На пресс-конференции М. И. Позняков рассказал также, что отмечено в перечисленных выше изданиях, что Оршанская тюрьма, в которую бросили его с родственниками, была заполнена многими сотнями евреев, привезённых из Германии, Австрии, Чехословакии и других стран Европы. От латышских охранников М. И. Познякову позже стало известно, что большинство этих евреев владело русским языком, их в своих странах мобилизовали немцы для использования в качестве переводчиков, а также для работы по обслуживанию людей и поддержанию коммунального хозяйства (сантехники, электрики, парикмахеры, официанты, повара, портные и т. п.) в Москве после её оккупации. Специалистов везли вслед за наступающей гитлеровской армией, а переводчиков из их числа сотрудники СД и абвер по дороге привлекали к работе в лагерях военнопленных для проведения фильтрации.
Немцы надеялись на быстрый захват Москвы. Но затяжные бои под Смоленском развеяли в пух и прах планы гитлеровцев на «блицкриг» и молниеносную оккупацию столицы СССР. От использования мобилизованных в Европе евреев в качестве переводчиков и специалистов коммунального хозяйства пришлось отказаться. Подчиняясь теории фашистов о господствующей расе, по которой все евреи подлежали ликвидации, немцам предстояло от них избавиться привычным для гитлеровцев способом. Их погрузили в вагоны и повезли не на восток, в Москву, а на уничтожение в Минск. М. И. Познякова с родственниками и другими заключёнными тюрьмы направили туда же для использования в качестве рабочей силы при оборудовании лагеря, выкапывании ям.

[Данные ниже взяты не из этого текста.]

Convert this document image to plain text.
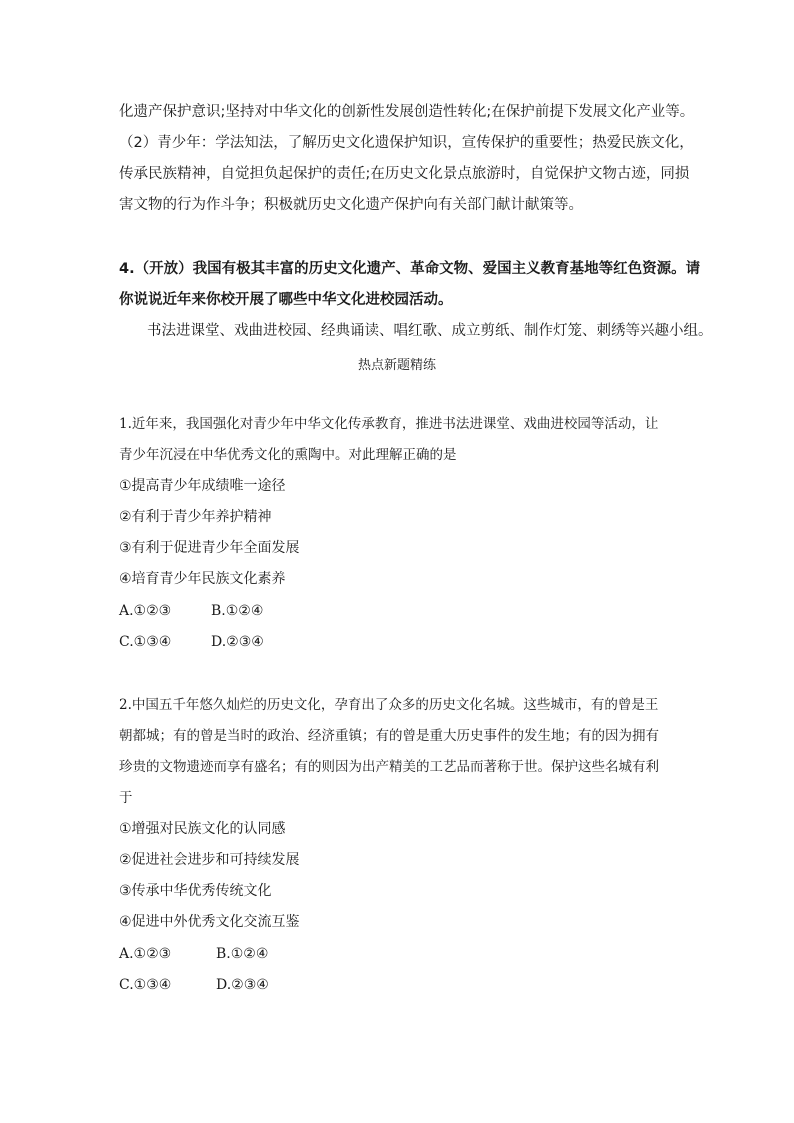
化遗产保护意识;坚持对中华文化的创新性发展创造性转化;在保护前提下发展文化产业等。
（2）青少年：学法知法，了解历史文化遗保护知识，宣传保护的重要性；热爱民族文化，
传承民族精神，自觉担负起保护的责任;在历史文化景点旅游时，自觉保护文物古迹，同损
害文物的行为作斗争；积极就历史文化遗产保护向有关部门献计献策等。
4.（开放）我国有极其丰富的历史文化遗产、革命文物、爱国主义教育基地等红色资源。请
你说说近年来你校开展了哪些中华文化进校园活动。
书法进课堂、戏曲进校园、经典诵读、唱红歌、成立剪纸、制作灯笼、刺绣等兴趣小组。
热点新题精练
1.近年来，我国强化对青少年中华文化传承教育，推进书法进课堂、戏曲进校园等活动，让
青少年沉浸在中华优秀文化的熏陶中。对此理解正确的是
①提高青少年成绩唯一途径
②有利于青少年养护精神
③有利于促进青少年全面发展
④培育青少年民族文化素养
A.①②③	B.①②④
C.①③④	D.②③④
2.中国五千年悠久灿烂的历史文化，孕育出了众多的历史文化名城。这些城市，有的曾是王
朝都城；有的曾是当时的政治、经济重镇；有的曾是重大历史事件的发生地；有的因为拥有
珍贵的文物遗迹而享有盛名；有的则因为出产精美的工艺品而著称于世。保护这些名城有利
于
①增强对民族文化的认同感
②促进社会进步和可持续发展
③传承中华优秀传统文化
④促进中外优秀文化交流互鉴
A.①②③	B.①②④
C.①③④	D.②③④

М. И. Познякову пришлось рыть окопы, ямы для могил евреев, оборудовать земляные бараки, мастерить забор из металлической сетки. К их приезду холм был уже огорожен траншеей. С восточной стороны перед траншеей возвышался плотный забор из досок. От стрельбища на возвышенность вела лестница из досок, и была проложена дощатая дорожка на самый верх холма. Латыши-охранники говорили, что это парадный вход для начальства. Летом 1992 года М. И. Позняков показал членам Общественной комиссии и журналистам на холме у Зелёного Луга сохранившиеся до настоящего времени на «куропатском холме» следы от трёх земляных бараков, в строительстве которых участвовал. Правда, один из бараков оказался под полотном кольцевой дороги, а второй уже за этой самой дорогой.
Сидя на холме, М. И. Позняков долго и напряжённо изучал местность. Непрерывно крутил головой. Было видно, что тяжёлые воспоминания переполняют его душу, отражаясь гримасами на лице старого уже человека, вызывая нескрываемую боль и ужас. Затем, немного успокоившись, он встрепенулся, указал на ветвистый кустарник и воскликнул: «Здесь у немцев стоял пулемёт «максим», и из него стреляли в людей». Члены комиссии прошли на указанное М. И. Позняковым место, раздвинули кусты и увидели след оборудованного пулемётного гнезда для станкового пулемёта «максим».